To further investigate where the classification models failed, confusion matrices were computed for each task (cf. Figure 4). For the MR sequence task, frequent misclassifications occurred between gadolinum-enhanced T1-weighted and regular T1-weighted MR scans. Similarly, confusion was common between FLAIR and T2 MR sequences. These results are expected, as each of these pairs shares similar physical imaging characteristics. Upon detailed review of the 93 misclassified cases, it was found that in 61 instances the ground truth labels were incorrect, while the model predictions were actually accurate. Therefore, only 32 cases (i.e., 0.4%) were truly misclassified. These errors were primarily attributed to extreme cropping, imaging artifacts, noise, or blurriness (as illustrated in Figure 5). Regarding the tumor type task, both glioblastomas and meningiomas were usually correctly classified. The largest confusion came from the metastasis group, more often misclassified as either of the two other groups.

Figure 4
There are two confusion matrices side by side. The left matrix, labeled “MR Sequence,” shows MR sequence classification with high accuracy along the diagonal, especially for T1w with 2037 correctly classified. The right matrix, labeled “CE Tumor Type,” shows classification of tumor types with notable values for Glioma at 410 and Metastasis at 367, indicating prediction accuracy. Each matrix uses a gradient of green shades to represent frequencies.
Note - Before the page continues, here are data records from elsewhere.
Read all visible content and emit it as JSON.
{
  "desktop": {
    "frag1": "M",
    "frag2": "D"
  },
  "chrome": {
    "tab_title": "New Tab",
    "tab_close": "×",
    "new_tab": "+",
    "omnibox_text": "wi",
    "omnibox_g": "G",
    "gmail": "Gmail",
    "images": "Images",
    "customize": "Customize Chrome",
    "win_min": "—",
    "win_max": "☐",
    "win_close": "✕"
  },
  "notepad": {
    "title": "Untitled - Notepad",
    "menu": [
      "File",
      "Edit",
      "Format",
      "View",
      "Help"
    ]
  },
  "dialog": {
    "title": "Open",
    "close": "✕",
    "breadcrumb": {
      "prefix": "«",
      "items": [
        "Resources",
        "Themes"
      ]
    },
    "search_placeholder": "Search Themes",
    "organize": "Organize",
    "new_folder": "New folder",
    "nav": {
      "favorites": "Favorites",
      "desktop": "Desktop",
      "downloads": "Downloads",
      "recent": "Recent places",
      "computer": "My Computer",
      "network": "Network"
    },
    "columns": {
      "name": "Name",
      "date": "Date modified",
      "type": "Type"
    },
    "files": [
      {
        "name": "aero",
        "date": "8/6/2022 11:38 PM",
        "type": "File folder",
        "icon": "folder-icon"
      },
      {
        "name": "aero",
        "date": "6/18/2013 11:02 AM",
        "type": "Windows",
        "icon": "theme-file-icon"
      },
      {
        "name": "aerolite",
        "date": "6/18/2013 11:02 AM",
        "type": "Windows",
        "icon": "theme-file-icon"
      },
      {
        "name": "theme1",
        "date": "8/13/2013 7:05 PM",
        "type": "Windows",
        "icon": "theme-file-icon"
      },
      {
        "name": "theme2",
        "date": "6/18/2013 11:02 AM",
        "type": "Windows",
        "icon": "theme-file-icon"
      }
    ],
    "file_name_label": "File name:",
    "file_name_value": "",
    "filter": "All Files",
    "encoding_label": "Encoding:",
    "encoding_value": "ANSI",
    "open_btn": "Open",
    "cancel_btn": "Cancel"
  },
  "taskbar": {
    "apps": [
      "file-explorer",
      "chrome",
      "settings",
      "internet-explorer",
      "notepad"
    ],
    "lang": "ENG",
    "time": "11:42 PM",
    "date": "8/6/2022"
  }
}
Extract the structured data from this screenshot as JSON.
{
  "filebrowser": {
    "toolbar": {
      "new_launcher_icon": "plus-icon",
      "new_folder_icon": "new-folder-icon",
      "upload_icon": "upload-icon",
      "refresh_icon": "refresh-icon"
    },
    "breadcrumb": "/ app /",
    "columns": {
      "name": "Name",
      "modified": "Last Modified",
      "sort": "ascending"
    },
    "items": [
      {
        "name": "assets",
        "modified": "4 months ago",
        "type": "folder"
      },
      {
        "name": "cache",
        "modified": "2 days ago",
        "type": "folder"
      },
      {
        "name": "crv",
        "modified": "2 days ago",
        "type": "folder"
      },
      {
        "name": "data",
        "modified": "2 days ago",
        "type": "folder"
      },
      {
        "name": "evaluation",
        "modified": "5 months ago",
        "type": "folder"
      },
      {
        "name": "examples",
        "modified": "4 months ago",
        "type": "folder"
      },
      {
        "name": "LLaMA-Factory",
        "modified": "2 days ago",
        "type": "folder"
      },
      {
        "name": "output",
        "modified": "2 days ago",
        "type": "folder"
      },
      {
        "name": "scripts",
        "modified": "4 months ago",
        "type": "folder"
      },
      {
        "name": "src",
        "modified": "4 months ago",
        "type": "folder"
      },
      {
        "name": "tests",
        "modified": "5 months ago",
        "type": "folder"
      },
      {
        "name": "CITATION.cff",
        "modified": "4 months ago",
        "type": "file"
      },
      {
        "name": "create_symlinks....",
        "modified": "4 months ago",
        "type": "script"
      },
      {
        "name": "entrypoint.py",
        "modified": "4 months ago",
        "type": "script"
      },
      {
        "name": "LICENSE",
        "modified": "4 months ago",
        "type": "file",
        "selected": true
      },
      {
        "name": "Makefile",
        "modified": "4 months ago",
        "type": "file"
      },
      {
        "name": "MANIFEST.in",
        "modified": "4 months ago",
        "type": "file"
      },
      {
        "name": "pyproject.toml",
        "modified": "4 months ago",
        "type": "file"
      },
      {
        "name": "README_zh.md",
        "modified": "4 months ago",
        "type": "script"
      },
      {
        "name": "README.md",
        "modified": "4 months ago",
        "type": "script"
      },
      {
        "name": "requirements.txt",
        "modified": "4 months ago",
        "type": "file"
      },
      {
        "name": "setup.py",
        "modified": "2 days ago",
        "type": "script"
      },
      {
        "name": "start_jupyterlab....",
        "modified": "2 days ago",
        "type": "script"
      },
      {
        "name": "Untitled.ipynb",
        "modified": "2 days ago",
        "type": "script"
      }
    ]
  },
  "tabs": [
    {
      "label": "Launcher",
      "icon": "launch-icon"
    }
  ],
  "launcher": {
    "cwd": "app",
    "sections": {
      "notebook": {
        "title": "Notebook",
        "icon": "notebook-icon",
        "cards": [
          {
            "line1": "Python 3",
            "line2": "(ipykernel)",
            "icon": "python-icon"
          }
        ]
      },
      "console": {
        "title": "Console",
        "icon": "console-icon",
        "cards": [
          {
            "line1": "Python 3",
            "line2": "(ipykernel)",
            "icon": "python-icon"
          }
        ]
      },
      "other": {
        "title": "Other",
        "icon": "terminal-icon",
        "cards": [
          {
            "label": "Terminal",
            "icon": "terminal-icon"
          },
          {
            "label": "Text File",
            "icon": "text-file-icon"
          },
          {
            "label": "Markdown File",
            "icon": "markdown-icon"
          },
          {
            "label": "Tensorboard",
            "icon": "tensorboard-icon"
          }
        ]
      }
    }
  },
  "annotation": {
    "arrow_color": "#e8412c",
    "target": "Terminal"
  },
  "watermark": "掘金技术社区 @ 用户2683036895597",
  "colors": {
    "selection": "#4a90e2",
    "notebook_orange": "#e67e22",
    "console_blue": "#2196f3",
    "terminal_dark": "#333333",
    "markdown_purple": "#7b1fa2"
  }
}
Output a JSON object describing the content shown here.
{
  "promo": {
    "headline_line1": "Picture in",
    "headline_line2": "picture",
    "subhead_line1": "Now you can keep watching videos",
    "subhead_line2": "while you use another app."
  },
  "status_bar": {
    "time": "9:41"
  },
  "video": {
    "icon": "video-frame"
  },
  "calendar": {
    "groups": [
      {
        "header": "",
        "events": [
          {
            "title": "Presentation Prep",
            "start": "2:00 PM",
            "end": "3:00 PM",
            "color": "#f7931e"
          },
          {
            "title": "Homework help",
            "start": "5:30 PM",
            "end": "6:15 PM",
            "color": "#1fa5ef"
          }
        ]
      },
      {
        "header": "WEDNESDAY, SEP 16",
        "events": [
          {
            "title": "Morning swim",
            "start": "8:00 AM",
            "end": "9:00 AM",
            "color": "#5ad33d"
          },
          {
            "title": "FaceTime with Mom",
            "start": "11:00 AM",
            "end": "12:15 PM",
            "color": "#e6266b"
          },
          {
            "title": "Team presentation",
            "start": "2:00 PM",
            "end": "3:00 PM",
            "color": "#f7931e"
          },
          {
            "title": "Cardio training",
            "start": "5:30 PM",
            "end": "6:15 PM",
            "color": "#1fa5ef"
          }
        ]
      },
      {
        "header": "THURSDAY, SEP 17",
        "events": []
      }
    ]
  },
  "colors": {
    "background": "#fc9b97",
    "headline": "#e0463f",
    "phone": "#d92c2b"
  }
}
Figure 4. Confusion matrices for both classification tasks where the predicted class is shown in the x-axis and the ground truth class in the y-axis.

Figure 5
A series of six brain MRIs showing where classification failed. The images include T1c(1Tw), T1w(T1c), T1w (T1c), FLAIR(T2), T1c(FLAIR), and T1w(T1c). The predicted MR sequence is noted first and the correct MR sequence is in parenthesis

Figure 5. Examples of misclassified MR scans due to extreme motion artifacts, reconstruction artifacts, noise, or cropping. The predicted MR sequence is indicated first and the ground truth MR sequence is specified in parenthesis.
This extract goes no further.